How we cite our quotes: (Section.Paragraph)
Quote #10
There are strange doings in Spain. I couldn't even make them out properly. They write that the throne is vacant and that the officials are in a difficult position about the selection of an heir, which is causing disturbances. This seems terribly strange to me. How can a throne be vacant? They say some doña should ascend the throne. A doña cannot ascend the throne. Simply cannot. There should be king on a throne. But, they say, there is no king. It cannot be that there was no king. A state cannot be without a king. (10.1)
Two things are going on here in Poprishchin's reaction to the news in Spain. First, he takes hierarchies so dead seriously that he cannot think about a throne without a king, which is of course something that frequently happens in monarchies after a monarch dies without a suitable heir.
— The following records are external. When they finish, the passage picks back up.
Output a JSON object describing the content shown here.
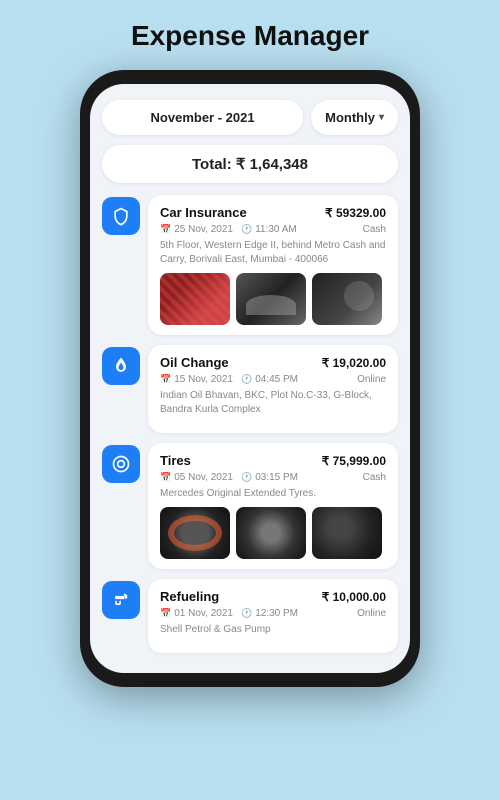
{
  "app": {
    "title": "Expense Manager"
  },
  "header": {
    "date": "November - 2021",
    "period": "Monthly",
    "total_label": "Total: ₹ 1,64,348"
  },
  "expenses": [
    {
      "id": "car-insurance",
      "icon": "shield",
      "name": "Car Insurance",
      "amount": "₹ 59329.00",
      "date": "25 Nov, 2021",
      "time": "11:30 AM",
      "payment": "Cash",
      "description": "5th Floor, Western Edge II, behind Metro Cash and Carry, Borivali East, Mumbai - 400066",
      "has_images": true,
      "image_type": "car"
    },
    {
      "id": "oil-change",
      "icon": "drop",
      "name": "Oil Change",
      "amount": "₹ 19,020.00",
      "date": "15 Nov, 2021",
      "time": "04:45 PM",
      "payment": "Online",
      "description": "Indian Oil Bhavan, BKC, Plot No.C-33, G-Block, Bandra Kurla Complex",
      "has_images": false,
      "image_type": null
    },
    {
      "id": "tires",
      "icon": "settings",
      "name": "Tires",
      "amount": "₹ 75,999.00",
      "date": "05 Nov, 2021",
      "time": "03:15 PM",
      "payment": "Cash",
      "description": "Mercedes Original Extended Tyres.",
      "has_images": true,
      "image_type": "tire"
    },
    {
      "id": "refueling",
      "icon": "fuel",
      "name": "Refueling",
      "amount": "₹ 10,000.00",
      "date": "01 Nov, 2021",
      "time": "12:30 PM",
      "payment": "Online",
      "description": "Shell Petrol & Gas Pump",
      "has_images": false,
      "image_type": null
    }
  ]
}
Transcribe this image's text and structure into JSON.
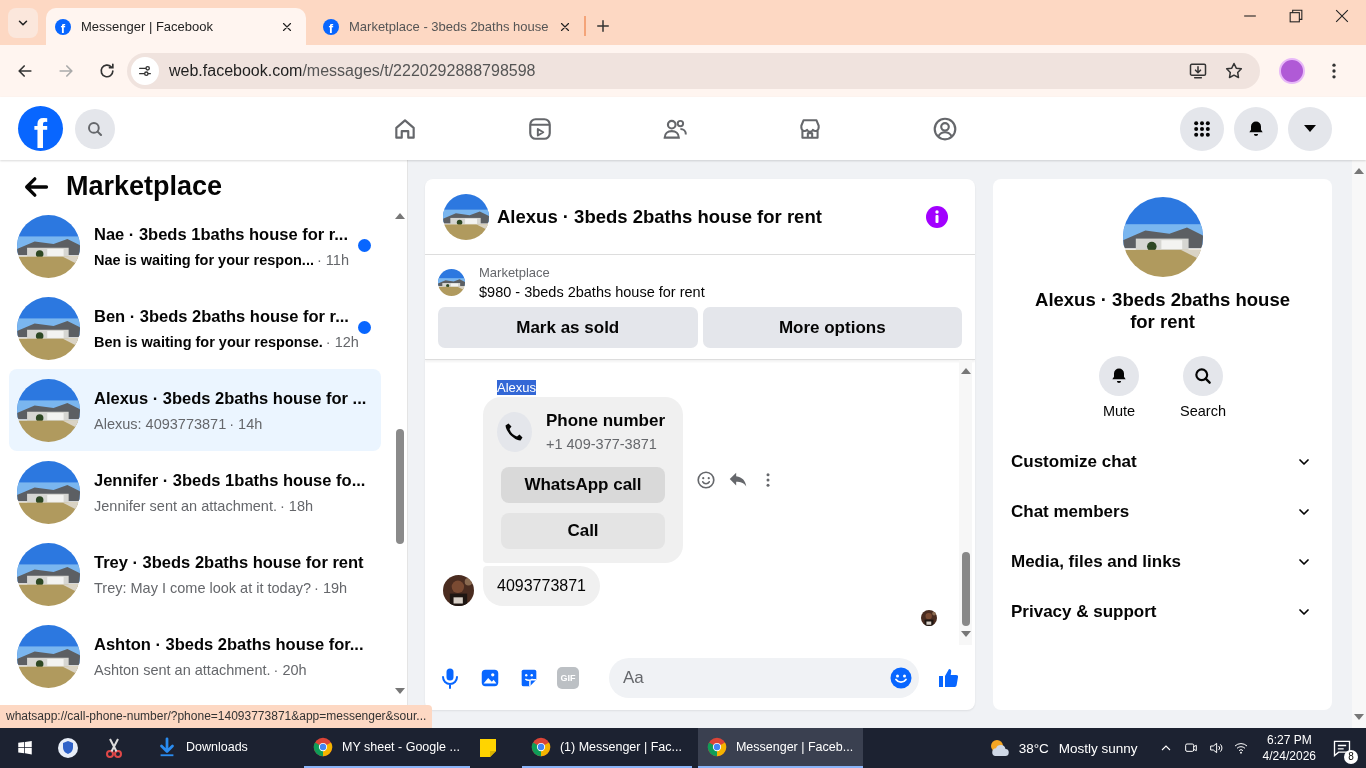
{
  "browser": {
    "tabs": [
      {
        "icon": "f",
        "title": "Messenger | Facebook",
        "selected": true
      },
      {
        "icon": "f",
        "title": "Marketplace - 3beds 2baths house",
        "selected": false
      }
    ],
    "url": "web.facebook.com/messages/t/2220292888798598"
  },
  "header": {
    "logo": "f"
  },
  "left": {
    "title": "Marketplace",
    "conversations": [
      {
        "name": "Nae · 3beds 1baths house for r...",
        "preview": "Nae is waiting for your respon...",
        "time": "· 11h",
        "unread": true,
        "selected": false
      },
      {
        "name": "Ben · 3beds 2baths house for r...",
        "preview": "Ben is waiting for your response.",
        "time": "· 12h",
        "unread": true,
        "selected": false
      },
      {
        "name": "Alexus · 3beds 2baths house for ...",
        "preview": "Alexus: 4093773871",
        "time": "· 14h",
        "unread": false,
        "selected": true
      },
      {
        "name": "Jennifer · 3beds 1baths house fo...",
        "preview": "Jennifer sent an attachment.",
        "time": "· 18h",
        "unread": false,
        "selected": false
      },
      {
        "name": "Trey · 3beds 2baths house for rent",
        "preview": "Trey: May I come look at it today?",
        "time": "· 19h",
        "unread": false,
        "selected": false
      },
      {
        "name": "Ashton · 3beds 2baths house for...",
        "preview": "Ashton sent an attachment.",
        "time": "· 20h",
        "unread": false,
        "selected": false
      }
    ]
  },
  "center": {
    "title": "Alexus · 3beds 2baths house for rent",
    "listing": {
      "label": "Marketplace",
      "title": "$980 - 3beds 2baths house for rent",
      "buttons": [
        "Mark as sold",
        "More options"
      ]
    },
    "messages": [
      {
        "kind": "contact_card",
        "sender": "Alexus",
        "sender_highlighted": true,
        "title": "Phone number",
        "number": "+1 409-377-3871",
        "buttons": [
          "WhatsApp call",
          "Call"
        ]
      },
      {
        "kind": "text",
        "text": "4093773871"
      }
    ],
    "composer": {
      "gif": "GIF",
      "placeholder": "Aa"
    }
  },
  "right": {
    "title": "Alexus · 3beds 2baths house for rent",
    "actions": [
      {
        "kind": "mute",
        "label": "Mute"
      },
      {
        "kind": "search",
        "label": "Search"
      }
    ],
    "sections": [
      {
        "label": "Customize chat",
        "expanded": false
      },
      {
        "label": "Chat members",
        "expanded": false
      },
      {
        "label": "Media, files and links",
        "expanded": false
      },
      {
        "label": "Privacy & support",
        "expanded": false
      }
    ]
  },
  "status_link": "whatsapp://call-phone-number/?phone=14093773871&app=messenger&sour...",
  "taskbar": {
    "apps": [
      {
        "kind": "download",
        "label": "Downloads",
        "selected": false
      },
      {
        "kind": "browser",
        "label": "MY sheet - Google ...",
        "selected": false
      },
      {
        "kind": "note"
      },
      {
        "kind": "browser",
        "label": "(1) Messenger | Fac...",
        "selected": false
      },
      {
        "kind": "browser",
        "label": "Messenger | Faceb...",
        "selected": true
      }
    ],
    "temperature": "38°C",
    "weather": "Mostly sunny",
    "time": "6:27 PM",
    "date": "4/24/2026",
    "notifications": "8"
  }
}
Second, he thinks a woman cannot ascend the throne. Well, he would have been correct three years before this event. Before 1830, women could not really ascend the Spanish throne. But in 1830, Ferdinand VI looked at his life and thought: "Hmm, I have two daughters, and a horrible brother. How do I make sure my brother doesn't get the throne when I die?" So he changed the law. When he died three years later, a doña (his daughter Isabella) did in fact ascend the throne. When Poprishchin claims a woman cannot ascend the throne, he's just being his typical misogynistic self.